独裁国家と化したイギリスを舞台に体制転覆を目論む仮面の男「V」(ヴイ)と彼の協力者となるイヴィー(ナタリー・ポートマン)を「マトリックス」のウォシャウスキー姉妹の脚本で描いた「Vフォー・ヴェンデッタ」(2006年日本公開)。
この映画が「V」着用のガイ・フォークス・マスクを反体制のシンボルとして生まれ変わらせたわけで、最も有名な使用例はアノニマスだが音楽ならExtreme Noise Terrorのアルバム「Extreme Noise Terror」裏ジャケに登場するし、
プロレスならロス・インゴベルナブレス・デ・ハポンがそんな感じのマスクを使うなどその影響は多方面に及ぶ。

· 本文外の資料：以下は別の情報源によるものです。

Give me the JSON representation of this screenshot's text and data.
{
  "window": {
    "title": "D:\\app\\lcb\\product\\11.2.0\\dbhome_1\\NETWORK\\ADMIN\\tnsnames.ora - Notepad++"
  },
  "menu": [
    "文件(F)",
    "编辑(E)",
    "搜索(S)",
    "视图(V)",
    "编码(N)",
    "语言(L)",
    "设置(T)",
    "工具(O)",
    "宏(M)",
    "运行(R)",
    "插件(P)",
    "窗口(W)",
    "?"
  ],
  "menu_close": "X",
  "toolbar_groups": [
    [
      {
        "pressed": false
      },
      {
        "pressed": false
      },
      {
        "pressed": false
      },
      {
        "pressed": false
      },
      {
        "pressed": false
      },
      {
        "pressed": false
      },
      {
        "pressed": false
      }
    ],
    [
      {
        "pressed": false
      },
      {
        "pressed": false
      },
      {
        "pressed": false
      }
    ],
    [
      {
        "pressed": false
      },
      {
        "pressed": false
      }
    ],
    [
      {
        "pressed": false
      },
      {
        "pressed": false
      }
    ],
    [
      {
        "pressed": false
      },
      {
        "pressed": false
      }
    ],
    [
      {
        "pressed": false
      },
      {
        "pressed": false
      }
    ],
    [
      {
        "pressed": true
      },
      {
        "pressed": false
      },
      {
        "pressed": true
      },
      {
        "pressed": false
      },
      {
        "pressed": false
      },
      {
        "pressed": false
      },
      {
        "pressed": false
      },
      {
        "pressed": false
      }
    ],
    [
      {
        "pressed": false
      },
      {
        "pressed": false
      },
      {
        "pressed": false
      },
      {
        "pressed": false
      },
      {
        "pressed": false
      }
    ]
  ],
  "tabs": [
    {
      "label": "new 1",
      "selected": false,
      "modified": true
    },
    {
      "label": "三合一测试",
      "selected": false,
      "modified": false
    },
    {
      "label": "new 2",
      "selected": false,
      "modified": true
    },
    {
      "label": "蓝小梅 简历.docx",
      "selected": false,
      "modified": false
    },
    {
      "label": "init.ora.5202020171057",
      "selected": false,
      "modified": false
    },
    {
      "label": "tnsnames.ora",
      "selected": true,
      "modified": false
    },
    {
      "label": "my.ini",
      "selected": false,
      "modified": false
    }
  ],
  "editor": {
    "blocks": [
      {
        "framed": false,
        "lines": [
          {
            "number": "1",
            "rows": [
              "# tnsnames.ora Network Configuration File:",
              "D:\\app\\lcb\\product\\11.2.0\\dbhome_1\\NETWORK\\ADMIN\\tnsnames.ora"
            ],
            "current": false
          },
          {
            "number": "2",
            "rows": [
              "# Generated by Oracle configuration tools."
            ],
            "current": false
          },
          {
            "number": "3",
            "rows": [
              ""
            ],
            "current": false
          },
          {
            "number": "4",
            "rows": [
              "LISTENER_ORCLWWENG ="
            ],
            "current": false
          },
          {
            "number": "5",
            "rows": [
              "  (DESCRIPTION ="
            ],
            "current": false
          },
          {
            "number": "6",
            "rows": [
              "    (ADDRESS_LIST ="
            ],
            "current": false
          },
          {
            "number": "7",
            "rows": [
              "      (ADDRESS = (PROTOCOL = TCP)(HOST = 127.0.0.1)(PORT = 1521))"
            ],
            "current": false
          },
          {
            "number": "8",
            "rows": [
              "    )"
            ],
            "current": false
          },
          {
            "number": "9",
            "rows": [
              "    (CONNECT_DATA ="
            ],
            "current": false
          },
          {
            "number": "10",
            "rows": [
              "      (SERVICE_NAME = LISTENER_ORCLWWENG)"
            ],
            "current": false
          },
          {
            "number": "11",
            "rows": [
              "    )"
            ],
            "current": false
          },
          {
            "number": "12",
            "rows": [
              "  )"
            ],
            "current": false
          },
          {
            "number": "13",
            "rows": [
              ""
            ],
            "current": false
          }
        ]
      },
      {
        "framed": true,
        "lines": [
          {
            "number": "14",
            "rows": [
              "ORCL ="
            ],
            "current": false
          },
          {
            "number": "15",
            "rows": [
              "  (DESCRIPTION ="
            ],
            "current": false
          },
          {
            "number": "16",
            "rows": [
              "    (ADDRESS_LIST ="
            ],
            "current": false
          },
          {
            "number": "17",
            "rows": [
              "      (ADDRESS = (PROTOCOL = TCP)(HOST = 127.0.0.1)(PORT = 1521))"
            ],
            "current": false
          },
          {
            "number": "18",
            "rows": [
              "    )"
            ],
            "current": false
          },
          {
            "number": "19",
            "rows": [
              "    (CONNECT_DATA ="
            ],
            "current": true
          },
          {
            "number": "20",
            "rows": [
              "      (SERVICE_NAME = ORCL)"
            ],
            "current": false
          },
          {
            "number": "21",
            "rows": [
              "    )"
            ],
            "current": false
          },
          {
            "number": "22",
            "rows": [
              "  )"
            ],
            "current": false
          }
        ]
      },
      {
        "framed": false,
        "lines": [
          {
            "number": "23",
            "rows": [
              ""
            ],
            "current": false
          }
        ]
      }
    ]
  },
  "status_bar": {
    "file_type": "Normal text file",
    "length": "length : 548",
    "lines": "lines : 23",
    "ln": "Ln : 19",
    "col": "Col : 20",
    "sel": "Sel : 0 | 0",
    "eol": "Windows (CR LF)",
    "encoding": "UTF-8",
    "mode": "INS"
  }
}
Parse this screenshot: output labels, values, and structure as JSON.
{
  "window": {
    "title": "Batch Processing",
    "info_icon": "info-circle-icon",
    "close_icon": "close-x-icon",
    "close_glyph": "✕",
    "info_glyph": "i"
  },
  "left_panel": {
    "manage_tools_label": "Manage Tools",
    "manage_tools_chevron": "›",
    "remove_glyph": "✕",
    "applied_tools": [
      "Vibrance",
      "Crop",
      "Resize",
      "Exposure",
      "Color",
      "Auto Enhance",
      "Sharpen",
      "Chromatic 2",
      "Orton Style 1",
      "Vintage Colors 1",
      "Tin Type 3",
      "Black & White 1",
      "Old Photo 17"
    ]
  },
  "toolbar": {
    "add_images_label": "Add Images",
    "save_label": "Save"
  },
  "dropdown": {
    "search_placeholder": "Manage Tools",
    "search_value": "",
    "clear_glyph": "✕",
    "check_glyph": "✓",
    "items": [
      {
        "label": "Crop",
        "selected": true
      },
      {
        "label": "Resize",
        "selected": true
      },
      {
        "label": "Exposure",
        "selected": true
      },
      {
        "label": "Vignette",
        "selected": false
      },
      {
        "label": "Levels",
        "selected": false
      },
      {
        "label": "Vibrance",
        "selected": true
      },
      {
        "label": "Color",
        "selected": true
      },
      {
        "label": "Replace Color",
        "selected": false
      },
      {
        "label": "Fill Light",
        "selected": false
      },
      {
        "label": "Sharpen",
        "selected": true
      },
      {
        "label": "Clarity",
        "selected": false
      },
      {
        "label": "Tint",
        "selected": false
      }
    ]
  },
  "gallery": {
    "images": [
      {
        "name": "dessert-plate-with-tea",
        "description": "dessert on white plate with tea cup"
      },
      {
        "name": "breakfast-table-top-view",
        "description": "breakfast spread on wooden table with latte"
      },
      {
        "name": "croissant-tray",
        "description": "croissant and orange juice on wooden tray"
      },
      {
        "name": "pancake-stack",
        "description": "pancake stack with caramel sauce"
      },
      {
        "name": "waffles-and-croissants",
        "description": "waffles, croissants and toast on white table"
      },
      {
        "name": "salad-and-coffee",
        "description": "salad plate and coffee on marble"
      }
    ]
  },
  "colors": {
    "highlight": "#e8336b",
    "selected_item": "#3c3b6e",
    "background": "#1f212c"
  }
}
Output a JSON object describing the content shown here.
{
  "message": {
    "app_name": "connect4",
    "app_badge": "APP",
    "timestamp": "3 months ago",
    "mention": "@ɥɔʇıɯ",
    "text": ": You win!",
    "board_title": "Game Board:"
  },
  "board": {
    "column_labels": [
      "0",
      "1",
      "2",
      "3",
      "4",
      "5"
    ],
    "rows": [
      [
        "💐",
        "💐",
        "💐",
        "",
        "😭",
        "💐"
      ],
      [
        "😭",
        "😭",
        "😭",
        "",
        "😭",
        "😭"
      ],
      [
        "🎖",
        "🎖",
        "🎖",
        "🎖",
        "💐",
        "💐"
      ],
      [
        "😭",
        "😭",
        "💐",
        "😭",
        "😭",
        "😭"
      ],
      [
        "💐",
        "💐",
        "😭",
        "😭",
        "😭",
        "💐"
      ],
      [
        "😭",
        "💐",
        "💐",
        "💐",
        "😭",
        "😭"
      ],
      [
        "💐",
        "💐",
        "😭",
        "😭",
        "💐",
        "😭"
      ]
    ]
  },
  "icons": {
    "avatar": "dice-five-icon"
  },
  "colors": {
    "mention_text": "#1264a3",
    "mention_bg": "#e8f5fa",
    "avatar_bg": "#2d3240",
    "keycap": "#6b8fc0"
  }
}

映画に話を戻すと政治家の悪しき典型的手法である、人々に恐怖する対象を与えることで自身の求心力を高めることが描かれているあたり的確だし(高市だって外国人への恐怖を煽って支持率の基盤の1つにしているから他人事ではない)、悪政に異議を唱えず流されれば何も変わらないことを見せつけてくれる。ストーリーには無理を感じる不自然な部分もあったものの、「恐怖」を増幅し人々の判断力を麻痺させる分断の政治が世界的に幅を利かせる20年後の今だからこそ観る価値のある一本。